Claim your meals: This was a great one from last year because you could claim 100% of the meals prepared in a place that has a kitchen. (I guess it’s normally 50% of meals, but they are trying to spur the restaurant industry along. Again, this is something that Taylor takes care of for me; I just collect and catalog my receipts.)
Claim your vehicles accordingly: This one is a little more complicated and I rely heavily on Taylor for this write-off. Vehicles can be claimed for only mileage or for their total expenses. Once you begin to claim a vehicle a certain way, it has to remain that type of write-off forever. For us, we had two main vehicles: our Prius and the VW Bus. We claimed mileage on the Prius and total expenses on the Bus. The Prius has great gas mileage and seldom needed repairs, making it great for claiming miles. If I needed to pick up a Bus part, I took the Prius to get it, making the trip a business write-off. With the Bus, I can claim all the work on it (hello, two engines and body work!), the gasoline I put in it, and insurance and repairs.
Claim travel: For a writer, traveling is research and our entire bus journey is the basis for what will hopefully be a book in a couple years. When we stay in an AirBnB, hotel, or pay parking and tolls—that’s a write-off.
Claim postage: If you’re a writer, I’m sure you’re using the postal system. Save those receipts and claim them.
Plan ahead: As a writer—especially novelists—you will have good years and bad years of income. Talk with your tax preparer during the good years about amortizing your large expenses to help out in the lean years. Going into this adventure I had a computer, writing desk, and a few other large expenses pushing forward to help out with our no-income situation. The timing of our adventure was also important. We wanted to have about half a year of regular employment under our belts before we left. In other words, we wanted to pay some taxes up front, so we could spend the second half of the year, racking up write-offs on the road.

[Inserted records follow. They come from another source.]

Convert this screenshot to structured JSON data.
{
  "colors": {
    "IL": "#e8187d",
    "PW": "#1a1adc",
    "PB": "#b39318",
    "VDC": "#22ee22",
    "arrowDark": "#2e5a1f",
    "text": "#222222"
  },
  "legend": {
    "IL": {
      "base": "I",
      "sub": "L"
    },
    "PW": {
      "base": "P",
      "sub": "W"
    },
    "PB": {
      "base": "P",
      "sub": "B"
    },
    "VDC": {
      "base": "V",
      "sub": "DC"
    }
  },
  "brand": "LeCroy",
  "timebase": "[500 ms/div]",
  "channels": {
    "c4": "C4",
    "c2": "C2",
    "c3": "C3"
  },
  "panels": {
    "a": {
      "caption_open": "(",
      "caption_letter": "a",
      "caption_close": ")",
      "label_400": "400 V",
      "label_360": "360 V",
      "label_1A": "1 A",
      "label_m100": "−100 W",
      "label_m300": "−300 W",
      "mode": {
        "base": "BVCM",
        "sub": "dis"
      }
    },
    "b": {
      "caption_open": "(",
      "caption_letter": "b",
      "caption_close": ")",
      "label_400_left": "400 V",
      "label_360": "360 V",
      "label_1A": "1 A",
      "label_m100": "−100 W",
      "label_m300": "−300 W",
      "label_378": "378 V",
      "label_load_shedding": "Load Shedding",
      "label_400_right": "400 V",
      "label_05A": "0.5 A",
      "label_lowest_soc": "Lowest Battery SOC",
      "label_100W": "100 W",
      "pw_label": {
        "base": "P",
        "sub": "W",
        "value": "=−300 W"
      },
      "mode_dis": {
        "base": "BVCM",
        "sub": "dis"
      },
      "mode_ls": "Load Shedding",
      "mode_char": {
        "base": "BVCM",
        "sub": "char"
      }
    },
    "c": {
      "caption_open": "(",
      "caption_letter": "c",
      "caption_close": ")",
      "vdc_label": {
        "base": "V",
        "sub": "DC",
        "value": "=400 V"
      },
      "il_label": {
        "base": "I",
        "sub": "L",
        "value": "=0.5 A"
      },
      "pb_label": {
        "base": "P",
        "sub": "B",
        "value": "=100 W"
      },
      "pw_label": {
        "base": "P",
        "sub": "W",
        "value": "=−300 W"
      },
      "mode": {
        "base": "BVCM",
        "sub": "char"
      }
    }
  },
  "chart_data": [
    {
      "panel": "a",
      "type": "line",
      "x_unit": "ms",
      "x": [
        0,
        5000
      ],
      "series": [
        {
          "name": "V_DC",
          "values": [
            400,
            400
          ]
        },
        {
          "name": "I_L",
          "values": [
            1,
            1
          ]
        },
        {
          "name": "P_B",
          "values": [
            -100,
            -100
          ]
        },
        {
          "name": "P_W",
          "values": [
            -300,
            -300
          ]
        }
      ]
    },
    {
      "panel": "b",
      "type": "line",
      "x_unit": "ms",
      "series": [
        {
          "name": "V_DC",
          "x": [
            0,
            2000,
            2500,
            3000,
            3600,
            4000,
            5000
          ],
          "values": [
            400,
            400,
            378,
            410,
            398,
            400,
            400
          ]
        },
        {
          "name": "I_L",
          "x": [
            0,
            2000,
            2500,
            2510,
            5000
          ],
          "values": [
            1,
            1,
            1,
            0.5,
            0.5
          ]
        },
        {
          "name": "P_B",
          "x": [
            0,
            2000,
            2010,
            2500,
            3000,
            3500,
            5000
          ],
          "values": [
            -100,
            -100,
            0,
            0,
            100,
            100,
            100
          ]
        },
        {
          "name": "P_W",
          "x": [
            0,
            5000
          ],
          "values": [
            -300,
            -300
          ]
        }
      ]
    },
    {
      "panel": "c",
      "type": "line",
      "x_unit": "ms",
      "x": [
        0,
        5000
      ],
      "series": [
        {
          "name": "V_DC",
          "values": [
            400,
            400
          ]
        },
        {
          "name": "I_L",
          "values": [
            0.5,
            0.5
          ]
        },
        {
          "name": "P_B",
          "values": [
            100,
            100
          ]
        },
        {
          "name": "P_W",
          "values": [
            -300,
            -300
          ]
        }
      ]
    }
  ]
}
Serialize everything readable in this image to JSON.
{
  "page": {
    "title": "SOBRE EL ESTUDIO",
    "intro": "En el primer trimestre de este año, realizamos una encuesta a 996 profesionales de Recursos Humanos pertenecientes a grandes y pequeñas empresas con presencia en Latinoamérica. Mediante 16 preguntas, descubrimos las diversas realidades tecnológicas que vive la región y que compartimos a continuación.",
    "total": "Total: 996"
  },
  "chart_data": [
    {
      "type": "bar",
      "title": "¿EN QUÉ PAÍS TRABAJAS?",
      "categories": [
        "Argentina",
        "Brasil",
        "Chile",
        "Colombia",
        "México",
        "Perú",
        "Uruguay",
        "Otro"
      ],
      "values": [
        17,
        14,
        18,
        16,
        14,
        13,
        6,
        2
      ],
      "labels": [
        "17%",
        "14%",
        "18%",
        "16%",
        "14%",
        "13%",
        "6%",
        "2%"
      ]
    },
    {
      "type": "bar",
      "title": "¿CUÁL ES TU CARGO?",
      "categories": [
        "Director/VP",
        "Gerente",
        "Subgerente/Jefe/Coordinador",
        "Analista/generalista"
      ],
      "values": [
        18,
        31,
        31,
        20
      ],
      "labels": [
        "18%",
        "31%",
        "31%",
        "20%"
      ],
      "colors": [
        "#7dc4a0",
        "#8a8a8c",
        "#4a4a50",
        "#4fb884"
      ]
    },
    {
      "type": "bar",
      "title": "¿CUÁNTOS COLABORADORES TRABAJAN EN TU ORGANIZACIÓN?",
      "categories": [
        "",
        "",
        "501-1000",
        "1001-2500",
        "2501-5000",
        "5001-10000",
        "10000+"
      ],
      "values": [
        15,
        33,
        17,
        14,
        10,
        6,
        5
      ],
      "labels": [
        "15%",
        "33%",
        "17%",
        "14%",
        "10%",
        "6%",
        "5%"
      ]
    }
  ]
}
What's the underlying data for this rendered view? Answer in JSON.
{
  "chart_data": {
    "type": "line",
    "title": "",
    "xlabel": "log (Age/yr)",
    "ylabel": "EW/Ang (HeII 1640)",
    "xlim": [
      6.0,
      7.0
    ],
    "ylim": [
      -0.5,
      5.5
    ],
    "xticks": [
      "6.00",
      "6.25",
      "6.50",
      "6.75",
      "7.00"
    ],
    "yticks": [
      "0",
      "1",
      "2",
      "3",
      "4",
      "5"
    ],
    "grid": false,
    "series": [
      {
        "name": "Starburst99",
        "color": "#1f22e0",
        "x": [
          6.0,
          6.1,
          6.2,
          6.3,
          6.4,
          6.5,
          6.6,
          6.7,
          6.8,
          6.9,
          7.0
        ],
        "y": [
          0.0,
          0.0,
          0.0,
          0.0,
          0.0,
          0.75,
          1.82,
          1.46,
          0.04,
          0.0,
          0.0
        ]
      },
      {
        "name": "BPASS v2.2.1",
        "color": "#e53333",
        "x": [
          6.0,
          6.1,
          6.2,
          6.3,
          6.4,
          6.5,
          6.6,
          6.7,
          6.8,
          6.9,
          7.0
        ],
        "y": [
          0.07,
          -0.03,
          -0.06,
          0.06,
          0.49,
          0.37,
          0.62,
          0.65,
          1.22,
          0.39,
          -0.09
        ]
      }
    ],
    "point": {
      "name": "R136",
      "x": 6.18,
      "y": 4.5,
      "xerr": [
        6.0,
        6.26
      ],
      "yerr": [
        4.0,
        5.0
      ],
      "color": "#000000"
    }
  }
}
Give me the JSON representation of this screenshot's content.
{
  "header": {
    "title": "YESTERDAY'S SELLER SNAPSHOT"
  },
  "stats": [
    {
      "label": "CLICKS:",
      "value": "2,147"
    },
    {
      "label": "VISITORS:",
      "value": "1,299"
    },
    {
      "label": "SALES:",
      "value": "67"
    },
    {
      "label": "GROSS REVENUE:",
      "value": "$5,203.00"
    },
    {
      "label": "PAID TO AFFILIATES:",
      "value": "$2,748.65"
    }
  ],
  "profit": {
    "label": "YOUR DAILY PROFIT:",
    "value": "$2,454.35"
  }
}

Have some income: I take on work every year for Writer’s Digest as a contest judge. The pay is super low and if you broke it down, it pays less than minimum wage. But it’s smart to have some income from the field where I am claiming my expenses, so I do it. Other gigs, like being the keynote at the Great Lakes Writer’s Conference, pay well and I am grateful. But I also claim my travel expenses that aren’t covered by the conference and any meals I eat to and from the conference.
Donate: I know, I know. Under the past president the threshold for donating became unreasonable and many people stopped tracking their donations. For one reason or another, if you are tracking your expenses, it still makes sense to report your donations. So even though you don’t reach ten of thousands of dollars in donations, it makes sense to let your tax preparer know.
At the end of the year, I have a fairly simple spreadsheet and somewhere in the neighborhood of 600 write-offs. Taylor and I sit down in his office and we run through the spreadsheet and I watch as being a writer who only makes a couple thousand dollars per year, pays off. I am grateful to know Taylor and am thankful that he takes the time and interest to explain how write-offs work. Without him, we really would not know what to do. I’ve recommended him to other writers and creatives, all of whom have spoken highly of him and his work ethic.